Easy Chicken and Vegetable Casserole

It’s certainly worth trying this recipe – it’ a good one to have on hand for busy days, simple to make and delicious to taste.

Easy Chicken and Vegetable Casserole

3 skinless chicken breasts (about 750g) – cut into 2.5cm cubes

1 onion, diced

1 medium carrot, cut into 1cm pieces

2 sticks celery, sliced

1 medium  to large potato, peeled and cut into 1cm pieces

Large handful green beans, cut into 2cm pieces

½ to ¾ cup cherry or currant tomatoes

2 teaspoons ground coriander

3 teaspoons ground cumin

1 teaspoon sweet paprika

165ml tin  coconut milk

½ cup water

1 tablespoon tomato sauce

3 teaspoons tomato relish or chutney

3 teaspoons sweet chilli sauce (or ½ to 1 teaspoon dried chilli flakes or 1 long red chilli, finely diced)

1 teaspoon apricot jam or quince or crabapple jelly

1 teaspoon chicken or vegetable stock powder

3 teaspoons cornflour mixed to a paste with 1 ½ tablespoons cold water, optional

Place all ingredients, except cornflour paste in slow cooker, and cook for 3 hours on high (or 5 to 6 hours or low) until chicken and vegetables are cooked.  Remove lid and stir in some or all of the cornflour paste until thickened if necessary (make sure cooker is on High setting when you do this).

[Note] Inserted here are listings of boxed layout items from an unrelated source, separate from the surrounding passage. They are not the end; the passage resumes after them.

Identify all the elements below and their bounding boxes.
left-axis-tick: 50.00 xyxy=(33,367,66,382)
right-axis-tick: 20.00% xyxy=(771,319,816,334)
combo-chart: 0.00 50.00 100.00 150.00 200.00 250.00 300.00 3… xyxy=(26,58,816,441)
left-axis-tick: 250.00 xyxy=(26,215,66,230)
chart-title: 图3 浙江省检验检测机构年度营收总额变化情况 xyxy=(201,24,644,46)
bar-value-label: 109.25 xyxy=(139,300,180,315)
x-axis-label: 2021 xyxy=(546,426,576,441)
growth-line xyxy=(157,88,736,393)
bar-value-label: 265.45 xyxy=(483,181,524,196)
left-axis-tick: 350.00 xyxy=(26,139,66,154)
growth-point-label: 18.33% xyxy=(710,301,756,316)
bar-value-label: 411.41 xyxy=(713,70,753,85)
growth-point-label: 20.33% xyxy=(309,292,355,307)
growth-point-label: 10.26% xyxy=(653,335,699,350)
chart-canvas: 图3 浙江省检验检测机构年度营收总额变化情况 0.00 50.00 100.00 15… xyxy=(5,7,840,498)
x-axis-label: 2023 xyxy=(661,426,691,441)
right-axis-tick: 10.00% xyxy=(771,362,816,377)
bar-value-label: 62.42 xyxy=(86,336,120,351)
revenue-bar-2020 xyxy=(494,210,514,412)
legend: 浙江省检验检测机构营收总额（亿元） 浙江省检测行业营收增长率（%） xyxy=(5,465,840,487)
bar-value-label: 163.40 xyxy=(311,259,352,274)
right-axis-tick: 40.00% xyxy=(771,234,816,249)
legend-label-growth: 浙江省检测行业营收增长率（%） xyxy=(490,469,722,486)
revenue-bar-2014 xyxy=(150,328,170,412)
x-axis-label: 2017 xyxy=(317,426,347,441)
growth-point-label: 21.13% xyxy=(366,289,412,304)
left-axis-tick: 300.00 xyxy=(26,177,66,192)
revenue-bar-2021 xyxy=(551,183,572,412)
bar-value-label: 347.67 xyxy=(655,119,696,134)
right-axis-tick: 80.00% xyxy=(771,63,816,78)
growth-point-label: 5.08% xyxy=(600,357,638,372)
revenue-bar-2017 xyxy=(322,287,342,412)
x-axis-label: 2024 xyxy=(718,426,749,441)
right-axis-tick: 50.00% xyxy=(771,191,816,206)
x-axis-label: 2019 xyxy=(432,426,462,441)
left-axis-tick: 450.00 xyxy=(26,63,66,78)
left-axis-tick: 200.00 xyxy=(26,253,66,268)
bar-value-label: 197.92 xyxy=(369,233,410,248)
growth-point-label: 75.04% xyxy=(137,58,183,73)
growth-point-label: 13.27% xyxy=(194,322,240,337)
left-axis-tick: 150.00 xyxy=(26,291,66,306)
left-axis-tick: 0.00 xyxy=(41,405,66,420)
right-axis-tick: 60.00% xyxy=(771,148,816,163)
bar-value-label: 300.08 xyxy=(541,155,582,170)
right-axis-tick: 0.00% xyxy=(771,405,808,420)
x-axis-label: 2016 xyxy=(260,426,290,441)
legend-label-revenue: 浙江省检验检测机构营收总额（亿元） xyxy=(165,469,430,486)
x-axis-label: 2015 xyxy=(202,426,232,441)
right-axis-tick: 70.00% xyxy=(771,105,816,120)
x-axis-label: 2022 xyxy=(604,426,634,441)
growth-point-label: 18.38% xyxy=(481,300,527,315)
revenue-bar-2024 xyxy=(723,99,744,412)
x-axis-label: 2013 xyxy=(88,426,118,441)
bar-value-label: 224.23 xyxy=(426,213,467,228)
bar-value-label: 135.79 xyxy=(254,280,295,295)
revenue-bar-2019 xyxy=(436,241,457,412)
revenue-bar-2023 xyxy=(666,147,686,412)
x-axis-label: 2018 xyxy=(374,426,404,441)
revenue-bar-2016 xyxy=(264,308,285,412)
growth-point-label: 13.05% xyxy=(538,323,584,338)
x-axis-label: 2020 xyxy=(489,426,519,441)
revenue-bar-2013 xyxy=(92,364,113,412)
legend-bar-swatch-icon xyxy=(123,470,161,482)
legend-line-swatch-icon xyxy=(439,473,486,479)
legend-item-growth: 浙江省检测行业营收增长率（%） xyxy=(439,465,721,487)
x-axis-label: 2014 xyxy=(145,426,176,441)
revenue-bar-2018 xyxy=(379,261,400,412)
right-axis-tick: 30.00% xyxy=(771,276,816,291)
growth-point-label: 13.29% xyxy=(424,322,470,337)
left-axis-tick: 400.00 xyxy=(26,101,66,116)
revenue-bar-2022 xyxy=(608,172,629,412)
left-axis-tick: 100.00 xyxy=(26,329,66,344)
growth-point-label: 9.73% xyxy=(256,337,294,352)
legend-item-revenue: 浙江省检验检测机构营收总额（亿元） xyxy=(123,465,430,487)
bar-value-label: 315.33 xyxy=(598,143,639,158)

In the recipe I have listed currant tomatoes.  I’ve grown these this year and they are amazing.  I purchased the plants from the Botanical Gardens in Hobart and they are prolific bearers.  The tiny yellow tomatoes are little flavour bursts.  Anyway, if you don’t have them you can use cherry tomatoes instead, or even just diced tomatoes.